The state opposition lashed the politicisation of the state’s energy future, ahead of Premier Roger Cook's new domestic gas policy for onshore producers announced today.
Mr Cook announced changes which will allow producers to export 20 per cent of produced gas as LNG from new and expanded onshore developments like those in the Perth Basin.
The export allowance is temporary, reverting to a 100 per cent domestic supply arrangement from 2030 – when the state plans to retire coal-fuel generation in the electricity grid.
The changes will ease tension on one side a politically charged debate around the state’s gas settings, with several of the state’s most prominent billionaires and businesspeople plying their trade as gas developers in the state’s pre-eminent onshore development basin near Dongara.
Among them are Chris Ellison’s Mineral Resources, Gina Rinehart’s Hancock Energy, John Poynton-chaired Strike Energy and Kerry Stokes-backed Beach Energy as part of the Waitsia joint venture.
Waitsia has been a sticking point, with the project a recipient of an LNG export exemption from former premier Mark McGowan in 2020 before the rules were changed on the region’s other developers in mid-2023.
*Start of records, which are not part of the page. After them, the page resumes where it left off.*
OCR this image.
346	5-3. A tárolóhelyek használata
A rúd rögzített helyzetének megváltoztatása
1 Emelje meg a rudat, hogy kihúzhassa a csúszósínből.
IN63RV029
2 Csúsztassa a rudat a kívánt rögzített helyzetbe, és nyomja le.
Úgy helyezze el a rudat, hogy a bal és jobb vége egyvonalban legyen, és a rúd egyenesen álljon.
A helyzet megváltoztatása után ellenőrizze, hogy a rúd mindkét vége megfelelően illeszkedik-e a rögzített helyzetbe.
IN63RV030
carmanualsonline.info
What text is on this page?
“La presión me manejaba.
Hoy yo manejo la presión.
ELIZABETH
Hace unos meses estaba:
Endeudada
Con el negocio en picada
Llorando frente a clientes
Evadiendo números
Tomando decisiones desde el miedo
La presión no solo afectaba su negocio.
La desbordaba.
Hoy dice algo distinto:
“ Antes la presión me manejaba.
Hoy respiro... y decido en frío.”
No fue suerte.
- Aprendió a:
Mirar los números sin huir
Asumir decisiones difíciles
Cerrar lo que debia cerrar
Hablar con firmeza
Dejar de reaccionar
Some, like Mr Ellison’s MinRes, have held off final investment decisions pending regulatory clarity – something the Premier will hope today’s imminent decision delivers.
Speaking ahead of the announcement, opposition energy spokesperson Steve Thomas suggested the decision had been made in the interests of short-term political gain.
“I am not sure what measure the government used to determine that new onshore gas projects would need access to the more lucrative export market from 2025 to 2030 but would not need the same access from 2030 onwards,” he said.
“It looks like a short-term political fix.
“At the same time domestic gas users need the same level of certainty that they will be able to access the gas they need.
“It is essential that those industries that use gas in Western Australia can access adequate supplies.”
Domestic gas users have been represented in the debate by the DomGas Alliance, which has fought hard for the right to access full supply of onshore produced gas as a feedstock for industrial uses and for energy supply.
The alliance appeared to have the support of the recently completed parliamentary inquiry into the state’s domestic gas settings, which recommended to government that the state allow onshore projects to export LNG only when the domestic market is adequately supplied.
The Australian Energy Market Operator forecast a gas shortfall as soon as 2026 in its market projection released in the final weeks of 2023.
Some developers have countered the shortfall argument by suggesting international market access will allow them to develop larger projects which will ultimately supply more gas into the local market.
Gas industry lobby group Australian Energy Producers issued a statement this morning hailing the premier’s decision.
“The Cook government has listened to the concerns of industry about ensuring reliable and affordable energy for the state and pulled the levers to bring on more new gas supply to serve rising demand for gas in coming years,” AEP WA director Caroline Cherry said.
“More gas will be needed to serve rising demand supporting renewables in electricity generation as coal is phased out while underpinning the economic benefits produced by the mining sector as a key power source.
“Exports deliver important economic benefits for WA and also support the domestic energy security the state has enjoyed for decades because of the industry’s commitment to providing energy for this region.
“The government has again shown it understands the importance of new gas development and how to extract the economic benefits of this cleaner fuel on the journey to net zero.”